One of the benefits of building database engines is that all (well, most of) the syntax rules end up stuck in your head, but I know that many of these things are completely non-obvious, so I think it's worth mentioning a few things about what each of these things mean since I see them misused in lots of queries, blogs, etc.

— Returns the count of rows from the table at the time that the query is run in the transactional isolation mode in which the query is run (usually read committed for SQL Server)
SELECT COUNT(*) FROM Table

So that example is easy enough…

SELECT COUNT(column1) FROM Table

This is actually NOT the same query as COUNT(*), in general.  It means "count the number of non-null column1 rows". 

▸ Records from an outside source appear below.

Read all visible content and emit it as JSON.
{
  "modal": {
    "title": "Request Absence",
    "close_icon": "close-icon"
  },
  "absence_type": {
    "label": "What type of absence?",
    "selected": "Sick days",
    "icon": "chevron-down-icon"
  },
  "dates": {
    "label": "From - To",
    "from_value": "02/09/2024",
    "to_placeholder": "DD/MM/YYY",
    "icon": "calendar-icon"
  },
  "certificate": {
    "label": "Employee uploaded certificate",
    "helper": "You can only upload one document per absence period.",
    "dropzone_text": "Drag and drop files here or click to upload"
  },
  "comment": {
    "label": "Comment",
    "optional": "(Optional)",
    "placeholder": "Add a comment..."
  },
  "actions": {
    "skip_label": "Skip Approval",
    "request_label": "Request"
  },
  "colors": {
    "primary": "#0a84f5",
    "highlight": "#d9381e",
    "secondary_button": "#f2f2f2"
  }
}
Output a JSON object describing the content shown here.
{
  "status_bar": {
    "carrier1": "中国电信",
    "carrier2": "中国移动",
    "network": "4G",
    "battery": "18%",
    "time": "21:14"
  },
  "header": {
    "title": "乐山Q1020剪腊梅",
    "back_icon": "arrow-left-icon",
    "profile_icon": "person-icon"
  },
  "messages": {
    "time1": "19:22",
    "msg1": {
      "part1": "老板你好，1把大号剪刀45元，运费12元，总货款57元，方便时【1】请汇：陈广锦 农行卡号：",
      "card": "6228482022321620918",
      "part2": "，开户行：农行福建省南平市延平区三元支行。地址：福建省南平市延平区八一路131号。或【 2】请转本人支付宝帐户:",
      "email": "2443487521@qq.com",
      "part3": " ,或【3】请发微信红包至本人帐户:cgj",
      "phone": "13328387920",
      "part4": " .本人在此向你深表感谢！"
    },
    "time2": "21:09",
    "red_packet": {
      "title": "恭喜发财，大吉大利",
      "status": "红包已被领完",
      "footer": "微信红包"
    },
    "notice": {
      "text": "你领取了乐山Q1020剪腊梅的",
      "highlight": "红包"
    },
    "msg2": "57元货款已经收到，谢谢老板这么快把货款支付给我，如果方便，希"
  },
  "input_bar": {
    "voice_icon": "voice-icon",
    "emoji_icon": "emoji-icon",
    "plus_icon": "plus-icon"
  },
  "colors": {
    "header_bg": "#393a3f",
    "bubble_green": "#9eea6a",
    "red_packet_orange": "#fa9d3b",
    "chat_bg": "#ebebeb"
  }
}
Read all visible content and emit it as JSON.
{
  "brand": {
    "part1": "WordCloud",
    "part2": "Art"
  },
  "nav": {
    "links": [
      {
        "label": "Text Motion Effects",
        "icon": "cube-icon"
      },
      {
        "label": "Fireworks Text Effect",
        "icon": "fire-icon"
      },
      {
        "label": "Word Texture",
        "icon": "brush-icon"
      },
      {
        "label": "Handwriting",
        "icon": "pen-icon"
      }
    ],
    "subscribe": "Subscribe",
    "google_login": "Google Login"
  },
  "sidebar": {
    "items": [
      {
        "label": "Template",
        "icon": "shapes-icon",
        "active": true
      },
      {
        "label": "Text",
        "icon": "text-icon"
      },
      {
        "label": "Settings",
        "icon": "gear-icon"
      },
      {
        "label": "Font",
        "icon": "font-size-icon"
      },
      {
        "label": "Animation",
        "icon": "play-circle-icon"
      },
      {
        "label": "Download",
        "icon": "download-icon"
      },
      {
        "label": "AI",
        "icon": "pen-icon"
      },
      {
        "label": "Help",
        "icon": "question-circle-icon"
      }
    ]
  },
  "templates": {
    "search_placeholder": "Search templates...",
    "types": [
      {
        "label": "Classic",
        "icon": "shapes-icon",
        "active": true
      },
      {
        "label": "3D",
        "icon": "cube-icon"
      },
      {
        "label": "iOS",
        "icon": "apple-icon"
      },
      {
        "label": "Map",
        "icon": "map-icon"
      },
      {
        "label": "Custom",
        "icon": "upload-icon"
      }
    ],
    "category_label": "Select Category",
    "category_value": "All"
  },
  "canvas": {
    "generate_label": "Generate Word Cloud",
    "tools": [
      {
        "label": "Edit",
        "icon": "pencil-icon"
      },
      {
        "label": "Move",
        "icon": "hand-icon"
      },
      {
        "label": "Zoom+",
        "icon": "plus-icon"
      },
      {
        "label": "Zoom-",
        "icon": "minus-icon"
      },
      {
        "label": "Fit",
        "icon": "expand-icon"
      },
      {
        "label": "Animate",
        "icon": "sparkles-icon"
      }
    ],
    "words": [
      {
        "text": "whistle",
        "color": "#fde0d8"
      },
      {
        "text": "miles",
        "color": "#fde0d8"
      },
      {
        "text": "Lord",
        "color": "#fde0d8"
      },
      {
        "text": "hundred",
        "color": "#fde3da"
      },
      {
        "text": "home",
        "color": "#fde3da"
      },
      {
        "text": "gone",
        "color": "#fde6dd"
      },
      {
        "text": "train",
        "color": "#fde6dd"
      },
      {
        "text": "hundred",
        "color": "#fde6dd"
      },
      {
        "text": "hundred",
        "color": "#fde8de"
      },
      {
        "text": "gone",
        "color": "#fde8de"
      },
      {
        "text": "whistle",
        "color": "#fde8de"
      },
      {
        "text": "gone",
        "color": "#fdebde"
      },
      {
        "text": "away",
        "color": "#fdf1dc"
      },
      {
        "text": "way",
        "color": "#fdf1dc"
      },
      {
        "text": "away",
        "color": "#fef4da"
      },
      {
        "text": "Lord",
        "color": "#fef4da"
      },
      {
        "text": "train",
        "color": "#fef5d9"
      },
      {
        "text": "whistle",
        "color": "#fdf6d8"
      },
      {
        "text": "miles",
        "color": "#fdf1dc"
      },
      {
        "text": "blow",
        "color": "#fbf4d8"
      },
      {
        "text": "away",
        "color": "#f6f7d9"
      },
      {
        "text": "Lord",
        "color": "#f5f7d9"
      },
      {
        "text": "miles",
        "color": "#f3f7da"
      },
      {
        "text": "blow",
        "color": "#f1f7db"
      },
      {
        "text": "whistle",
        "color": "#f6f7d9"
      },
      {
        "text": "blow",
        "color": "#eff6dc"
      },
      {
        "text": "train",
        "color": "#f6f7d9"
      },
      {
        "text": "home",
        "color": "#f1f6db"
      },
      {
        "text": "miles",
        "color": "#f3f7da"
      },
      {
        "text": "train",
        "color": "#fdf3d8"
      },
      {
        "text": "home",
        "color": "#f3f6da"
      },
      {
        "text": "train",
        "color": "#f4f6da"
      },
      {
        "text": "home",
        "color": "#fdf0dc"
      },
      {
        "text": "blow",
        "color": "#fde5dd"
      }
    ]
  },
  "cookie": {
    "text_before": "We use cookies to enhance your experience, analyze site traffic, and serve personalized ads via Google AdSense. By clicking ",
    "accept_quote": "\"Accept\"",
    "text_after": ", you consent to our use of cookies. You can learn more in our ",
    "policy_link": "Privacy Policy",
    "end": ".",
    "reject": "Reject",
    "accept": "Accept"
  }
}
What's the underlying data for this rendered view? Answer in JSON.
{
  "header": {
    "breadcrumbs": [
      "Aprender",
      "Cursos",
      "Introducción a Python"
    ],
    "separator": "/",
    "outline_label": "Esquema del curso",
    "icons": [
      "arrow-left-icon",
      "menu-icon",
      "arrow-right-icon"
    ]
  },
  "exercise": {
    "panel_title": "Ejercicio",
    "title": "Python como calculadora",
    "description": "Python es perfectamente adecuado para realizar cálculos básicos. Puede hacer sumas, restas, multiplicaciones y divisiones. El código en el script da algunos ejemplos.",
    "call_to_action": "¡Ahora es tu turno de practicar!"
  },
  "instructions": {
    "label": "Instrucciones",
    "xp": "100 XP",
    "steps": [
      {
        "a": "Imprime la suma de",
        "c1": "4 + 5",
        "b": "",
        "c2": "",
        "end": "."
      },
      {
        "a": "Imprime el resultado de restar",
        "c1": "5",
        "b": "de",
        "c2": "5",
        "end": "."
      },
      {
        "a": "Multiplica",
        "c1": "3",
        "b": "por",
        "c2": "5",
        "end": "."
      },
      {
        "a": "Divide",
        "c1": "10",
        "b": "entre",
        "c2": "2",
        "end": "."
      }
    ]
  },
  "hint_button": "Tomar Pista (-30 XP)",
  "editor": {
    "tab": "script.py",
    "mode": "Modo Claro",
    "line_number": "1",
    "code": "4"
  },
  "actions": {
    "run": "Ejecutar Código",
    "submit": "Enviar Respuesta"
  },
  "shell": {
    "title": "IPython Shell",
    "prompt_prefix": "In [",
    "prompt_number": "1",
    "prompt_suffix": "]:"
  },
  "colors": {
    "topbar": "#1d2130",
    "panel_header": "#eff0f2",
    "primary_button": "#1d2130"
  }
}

(Now for something cool.  If you run this on a column that is non-nullable, then SQL Server converts it into the count(*) case because it is faster to run that form since it doesn't have to examine the data in each row and can instead just count rows).

SELECT COUNT(DISTINCT column1) will count the number of UNIQUE non-null column1 values.  It does not count NULL.  I don't believe SQL Server completely removes the DISTINCT operation for non-null columns in all cases.  It can in some cases.

COUNT(col) OVER (…) is a completely different beast.  It runs a count computation using the rules you've seen above but it does not collapse the rows – it adds a new column on all the rows with the computed count. 

Remember that these are semantically different operations.